Sözde üdebâ tâifesinden mezbur ve meşum nâdan bir seferde bütün dikkatleri üstünde topladı. “Efendiler” dedi, “Biz burada maalesef ki kadim bir geleneğin ihyâ edilmesini, toplu bir kurban merâsimini seyredemiyoruz. Onca yolu boşuna gelmişiz, bayağı bir drama tanık ediliyoruz. Evvelâ bizlere vaat ettikleri merâsimi sunamayınca bu kez ‘Şehre bir yolcu gelecek’ diye efsunlu bir laf çıkardılar. Sabrettik ve fevkalade tarihî ehemmiyeti hâiz arkaik manzaraya şahit olmak için bir zaman daha bekledik. Güneşin nerdeyse batacak olduğu şu vakitte hâlâ, nerden gelip nereye gittiği muammâ külüstür bir dolmuştan ve onun acâyip misafirlerinden başkasını görmüş değiliz.”
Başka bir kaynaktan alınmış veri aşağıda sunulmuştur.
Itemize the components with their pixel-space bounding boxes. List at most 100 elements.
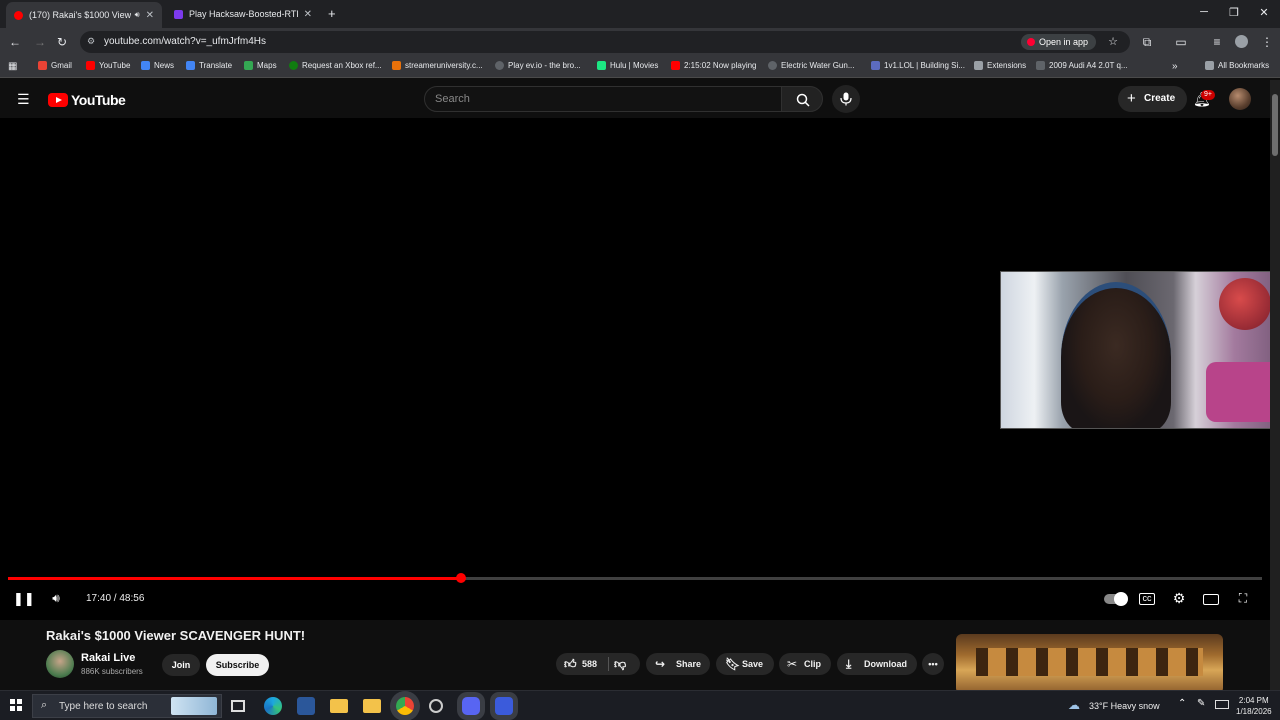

Ağa kuyrukluyu, daha minberdeyken sol gözünden tanıyıp takip etmişti. Bir daha dönmemecesine defterini dürdü. Bayram günü, bir feryâd u figan koptu. Peşinden teki daha atıldı, “Siz zaten anca bunu bilirsiniz” demeye çalıştı, sözü tamam bulmadı. Bir feryâd u figan daha koptu. Ağa bu sefer duydu. Gözünün feri gitti. Baktı ki feryatla firkat aynı kökten geliyor ama yazık ki onlar da epey ayrılıyor, yaraya tuz serpmemek için öylece durdu.
VI.
Bir adam şehre geldi. “Yâ emîrü’l-mukarribîn, yâ emîrü’l-mukarribîn!” diye arayı arayı Ağa’yı buldu: “Anam babam sana fedâ olsun. Ben yıllardır diyar diyar gezerim, her kavimden insanla oturur kalkarım, yanarım da lisân-ı Arabîdeki ‘Anam babam sana fedâ olsun’a müsâvî bir deyim ararım. Nihayet bir gün ve gece rüyamda seni gördüm. Bilmeyenlere sorup yolun buldum. Lutfet yanında kalayım, seninle tamâm olayım…”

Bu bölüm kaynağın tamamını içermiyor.